Ayahnya bernama Ibrahim Asmarakandi
(berasal dari negeri di Asia Tengah “Samarkand”. Makamnya di desa Nggesik
Tuban), anak dari Jamaluddin al-Husain bin Ahmad Syah Jalal bin Abdullah bin
Abdul Malik bin Alawi bin Muhammad bin Ali bin Alawi bin Muhammad bin Alawi bin
Abdullah bin Al-Muhajir bin Isa … dan seterusnya hingga berpuncak pada Ali bin
Abi Thalib, suami Fathimah binti Rasulillah Saw.
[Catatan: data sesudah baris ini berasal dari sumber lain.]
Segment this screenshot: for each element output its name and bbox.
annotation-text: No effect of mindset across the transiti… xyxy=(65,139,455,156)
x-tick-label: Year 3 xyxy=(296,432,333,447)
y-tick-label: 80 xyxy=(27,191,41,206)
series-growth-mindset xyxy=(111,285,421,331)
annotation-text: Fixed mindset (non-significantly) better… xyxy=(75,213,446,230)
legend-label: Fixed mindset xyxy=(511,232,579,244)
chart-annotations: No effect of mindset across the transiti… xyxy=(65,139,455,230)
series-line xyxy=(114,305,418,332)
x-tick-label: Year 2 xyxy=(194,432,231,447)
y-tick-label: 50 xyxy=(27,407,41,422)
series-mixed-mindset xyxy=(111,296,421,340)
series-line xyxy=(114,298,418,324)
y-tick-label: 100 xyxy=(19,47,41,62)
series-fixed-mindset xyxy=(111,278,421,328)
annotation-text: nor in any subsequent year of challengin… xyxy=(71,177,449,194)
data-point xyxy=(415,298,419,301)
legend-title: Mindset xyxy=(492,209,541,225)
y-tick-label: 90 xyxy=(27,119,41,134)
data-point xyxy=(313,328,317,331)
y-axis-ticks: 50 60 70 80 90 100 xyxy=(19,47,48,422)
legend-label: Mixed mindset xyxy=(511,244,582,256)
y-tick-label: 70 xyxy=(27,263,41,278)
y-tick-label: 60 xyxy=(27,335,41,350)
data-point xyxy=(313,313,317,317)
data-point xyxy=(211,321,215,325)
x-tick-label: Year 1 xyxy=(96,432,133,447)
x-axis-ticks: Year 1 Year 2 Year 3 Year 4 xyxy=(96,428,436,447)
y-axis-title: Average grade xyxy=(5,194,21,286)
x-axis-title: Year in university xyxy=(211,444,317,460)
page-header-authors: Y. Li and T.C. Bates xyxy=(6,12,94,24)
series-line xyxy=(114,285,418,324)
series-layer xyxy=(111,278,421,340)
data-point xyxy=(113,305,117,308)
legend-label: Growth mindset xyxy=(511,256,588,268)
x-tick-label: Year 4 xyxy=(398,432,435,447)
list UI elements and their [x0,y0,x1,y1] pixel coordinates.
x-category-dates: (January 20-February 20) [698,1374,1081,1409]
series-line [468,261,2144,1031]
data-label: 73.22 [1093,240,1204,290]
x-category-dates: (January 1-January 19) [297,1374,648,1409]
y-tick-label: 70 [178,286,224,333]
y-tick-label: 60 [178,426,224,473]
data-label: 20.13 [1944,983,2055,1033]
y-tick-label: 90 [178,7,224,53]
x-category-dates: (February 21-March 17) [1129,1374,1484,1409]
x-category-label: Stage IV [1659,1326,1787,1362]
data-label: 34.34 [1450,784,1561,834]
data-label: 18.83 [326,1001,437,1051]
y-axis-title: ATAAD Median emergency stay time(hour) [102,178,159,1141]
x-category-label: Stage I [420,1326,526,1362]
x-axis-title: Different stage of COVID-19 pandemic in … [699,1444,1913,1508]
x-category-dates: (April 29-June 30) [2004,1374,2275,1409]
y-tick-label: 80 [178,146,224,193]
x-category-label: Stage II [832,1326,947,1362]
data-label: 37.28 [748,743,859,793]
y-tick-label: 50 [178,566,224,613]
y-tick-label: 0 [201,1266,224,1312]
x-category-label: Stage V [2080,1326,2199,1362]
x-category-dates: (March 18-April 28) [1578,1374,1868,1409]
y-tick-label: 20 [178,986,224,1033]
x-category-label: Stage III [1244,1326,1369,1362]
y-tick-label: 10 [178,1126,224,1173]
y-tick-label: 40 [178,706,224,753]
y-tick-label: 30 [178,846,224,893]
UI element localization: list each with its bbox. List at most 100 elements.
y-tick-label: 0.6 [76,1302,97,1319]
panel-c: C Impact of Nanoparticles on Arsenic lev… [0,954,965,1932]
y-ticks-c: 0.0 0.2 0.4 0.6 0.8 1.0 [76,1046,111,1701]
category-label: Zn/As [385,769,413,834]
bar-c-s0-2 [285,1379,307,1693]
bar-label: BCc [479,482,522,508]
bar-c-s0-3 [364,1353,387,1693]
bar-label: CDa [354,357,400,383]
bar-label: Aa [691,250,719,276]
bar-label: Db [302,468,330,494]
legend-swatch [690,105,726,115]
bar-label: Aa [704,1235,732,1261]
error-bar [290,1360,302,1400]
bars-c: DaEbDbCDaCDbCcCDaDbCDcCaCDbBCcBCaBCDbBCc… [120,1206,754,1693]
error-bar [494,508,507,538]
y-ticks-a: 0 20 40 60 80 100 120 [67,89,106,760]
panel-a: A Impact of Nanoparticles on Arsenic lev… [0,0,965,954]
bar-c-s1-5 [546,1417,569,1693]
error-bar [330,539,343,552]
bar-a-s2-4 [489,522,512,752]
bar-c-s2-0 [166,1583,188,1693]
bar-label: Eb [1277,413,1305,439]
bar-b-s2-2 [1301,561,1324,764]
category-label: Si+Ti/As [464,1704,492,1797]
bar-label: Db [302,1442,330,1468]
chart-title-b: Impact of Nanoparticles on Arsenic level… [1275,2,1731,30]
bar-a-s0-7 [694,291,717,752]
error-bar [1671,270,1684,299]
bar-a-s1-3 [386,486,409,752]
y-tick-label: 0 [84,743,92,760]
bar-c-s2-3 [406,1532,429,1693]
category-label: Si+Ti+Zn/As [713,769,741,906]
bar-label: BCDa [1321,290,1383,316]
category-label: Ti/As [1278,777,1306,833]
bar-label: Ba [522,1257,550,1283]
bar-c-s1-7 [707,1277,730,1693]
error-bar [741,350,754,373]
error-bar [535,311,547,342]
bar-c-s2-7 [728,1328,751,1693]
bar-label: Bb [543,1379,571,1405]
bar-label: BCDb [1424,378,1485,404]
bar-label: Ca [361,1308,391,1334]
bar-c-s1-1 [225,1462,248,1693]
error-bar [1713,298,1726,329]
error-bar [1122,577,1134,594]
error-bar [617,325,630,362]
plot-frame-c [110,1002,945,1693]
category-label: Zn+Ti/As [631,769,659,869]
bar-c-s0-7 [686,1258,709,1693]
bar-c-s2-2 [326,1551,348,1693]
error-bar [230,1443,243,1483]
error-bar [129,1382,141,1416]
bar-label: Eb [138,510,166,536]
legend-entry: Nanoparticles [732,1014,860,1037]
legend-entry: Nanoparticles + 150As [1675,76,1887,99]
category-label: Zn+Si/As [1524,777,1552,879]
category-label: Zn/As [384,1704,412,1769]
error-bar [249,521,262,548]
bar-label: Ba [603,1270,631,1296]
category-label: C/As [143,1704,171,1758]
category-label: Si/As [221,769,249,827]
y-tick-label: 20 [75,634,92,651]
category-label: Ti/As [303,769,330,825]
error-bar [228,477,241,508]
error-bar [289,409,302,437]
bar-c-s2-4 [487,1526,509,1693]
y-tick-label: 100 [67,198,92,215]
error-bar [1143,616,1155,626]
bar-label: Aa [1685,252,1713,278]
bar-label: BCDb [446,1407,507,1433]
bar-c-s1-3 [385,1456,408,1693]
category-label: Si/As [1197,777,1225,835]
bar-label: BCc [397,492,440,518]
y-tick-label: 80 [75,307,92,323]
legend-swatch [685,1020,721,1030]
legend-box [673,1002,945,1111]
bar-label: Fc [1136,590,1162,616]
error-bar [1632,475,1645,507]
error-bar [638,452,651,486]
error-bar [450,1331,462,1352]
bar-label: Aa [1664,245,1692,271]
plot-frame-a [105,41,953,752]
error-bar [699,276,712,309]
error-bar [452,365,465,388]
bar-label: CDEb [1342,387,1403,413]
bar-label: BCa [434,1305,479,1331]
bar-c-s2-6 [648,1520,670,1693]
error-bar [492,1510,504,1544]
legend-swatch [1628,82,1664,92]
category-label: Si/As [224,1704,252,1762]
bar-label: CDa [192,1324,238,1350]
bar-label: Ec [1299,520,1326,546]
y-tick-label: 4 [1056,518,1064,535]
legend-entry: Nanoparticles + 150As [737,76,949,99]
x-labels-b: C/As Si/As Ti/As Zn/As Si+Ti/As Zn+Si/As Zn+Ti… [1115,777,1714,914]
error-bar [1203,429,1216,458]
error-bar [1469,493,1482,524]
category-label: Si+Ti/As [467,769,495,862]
Sedangkan Ibunya bernama Dewi Candrawulan,
putri kedua Raja Campa, adik dari Dewi Sasmitapuri, permaisuri Raja Majapahit
Prabu Kertawijaya atau Brawijaya I (1447-1451 M).
Dengan demikian, dari jalur ayahnya, ia
adalah masih keponakan dari Maulana Malik Ibrahim. Sedangkan dari jalur ibunya,
ia adalah keponakan Prabu Kertawijaya (Brawijaya I).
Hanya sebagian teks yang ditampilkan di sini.